Published 10/30/2025 10:17 | Edited 10/30/2025 11:19
The President of the United States, Donald Trump, and the leader of China, Xi Jinping, announced this Thursday (30) a one-year economic truce, with a reduction in tariffs and the suspension of trade sanctions.
The meeting took place in Busan, South Korea, on the sidelines of the APEC summit, and marked the first meeting between the two leaders since 2019.
Trump stated that tariffs on Chinese products will fall from 57% to 47%, with a specific cut in taxes on chemicals linked to fentanyl, which will go from 20% to 10%. In return, Beijing promised to resume soybean purchases and suspend for 12 months restrictions on the export of rare earths, strategic minerals for the defense, technology and energy sectors.
The agreement ends months of tense negotiations between Washington and Beijing, which began after the new round of tariffs announced by Trump in April. At that time, American surcharges had reached record levels, reaching 147% in some industrial sectors, which led China to retaliate with restrictions on the export of rare earths and the purchase of agricultural products from the United States.
Since then, the tariff war has caused uncertainty in global supply chains, put pressure on the technology sector and reignited disputes over mutual dependence between the two powers. The announcement in Busan, therefore, represents a temporary relief for the markets and a gesture of rapprochement between governments that, in recent years, had been alternating between hostility and pragmatism.
“It was an incredible meeting. I would say 12 out of 10,” declared the Republican, in a self-promoting tone, aboard Air Force One, after leaving South Korea. Xi, in turn, adopted diplomatic and symbolic language: “You and I are at the helm of China–US relations. We must stay the course and ensure the great ship of our relations is sailing steadily.”
Despite the apparent optimism, the agreement does not end the trade dispute between the world’s two largest economies. International analysts describe it as a tactical truce led by Trump, aimed more at relieving domestic economic pressures and giving breathing space to the White House amid the slowdown in consumption and rising prices in the US.
The official Chinese reading, released by the Xinhua agency, presented the meeting as a gesture of stability and rationality in the face of American volatility. Xi defended that “China and the United States must be partners and friends”, highlighting that differences are “natural between the two largest economies in the world”.

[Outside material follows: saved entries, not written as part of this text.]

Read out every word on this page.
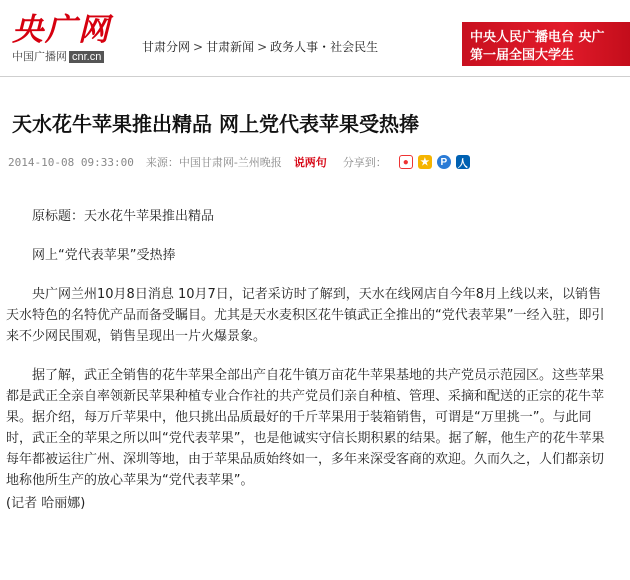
央广网
中国广播网 cnr.cn
甘肃分网 > 甘肃新闻 > 政务人事・社会民生
中央人民广播电台 央广
第一届全国大学生
天水花牛苹果推出精品 网上党代表苹果受热捧
2014-10-08 09:33:00 来源：中国甘肃网-兰州晚报 说两句 分享到：	●	★	P	人

原标题：天水花牛苹果推出精品

网上“党代表苹果”受热捧

央广网兰州10月8日消息 10月7日，记者采访时了解到，天水在线网店自今年8月上线以来，以销售天水特色的名特优产品而备受瞩目。尤其是天水麦积区花牛镇武正全推出的“党代表苹果”一经入驻，即引来不少网民围观，销售呈现出一片火爆景象。

据了解，武正全销售的花牛苹果全部出产自花牛镇万亩花牛苹果基地的共产党员示范园区。这些苹果都是武正全亲自率领新民苹果种植专业合作社的共产党员们亲自种植、管理、采摘和配送的正宗的花牛苹果。据介绍，每万斤苹果中，他只挑出品质最好的千斤苹果用于装箱销售，可谓是“万里挑一”。与此同时，武正全的苹果之所以叫“党代表苹果”，也是他诚实守信长期积累的结果。据了解，他生产的花牛苹果每年都被运往广州、深圳等地，由于苹果品质始终如一，多年来深受客商的欢迎。久而久之，人们都亲切地称他所生产的放心苹果为“党代表苹果”。

(记者 哈丽娜)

The leader also highlighted that the Chinese economy “is like a vast, large, resilient and promising ocean”, reporting 5.2% growth in GDP and a 4% increase in global trade in the first three quarters of 2025.
For Xi, China’s objective “is not to challenge or replace anyone, but to manage its own affairs well and share development opportunities with the world.”
The president promised to expand reforms, accelerate economic opening and maintain dialogue “on equality and mutual respect” with Washington. According to Xinhua, Xi invited the US to work together on issues such as illegal immigration, artificial intelligence and combating money laundering, and proposed that the two powers “assume their responsibilities as great countries” in the face of global crises.
Xi’s speech reinforces China’s strategy of presenting itself as a stable and cooperative force, in contrast to Trump’s erratic style. Beijing’s diplomacy insists that dialogue is better than confrontation — a phrase that has become a fixed axis of Chinese rhetoric since the start of the tariff war in 2024.
The reading of analysts in Beijing and Washington is that the meeting served both to restore predictability in commercial relations and to test the limits of coexistence between two powers competing for technological and industrial leadership in the 21st century. The truce signals a willingness to cooperate, but keeps the dispute for global influence and new spaces of economic power intact.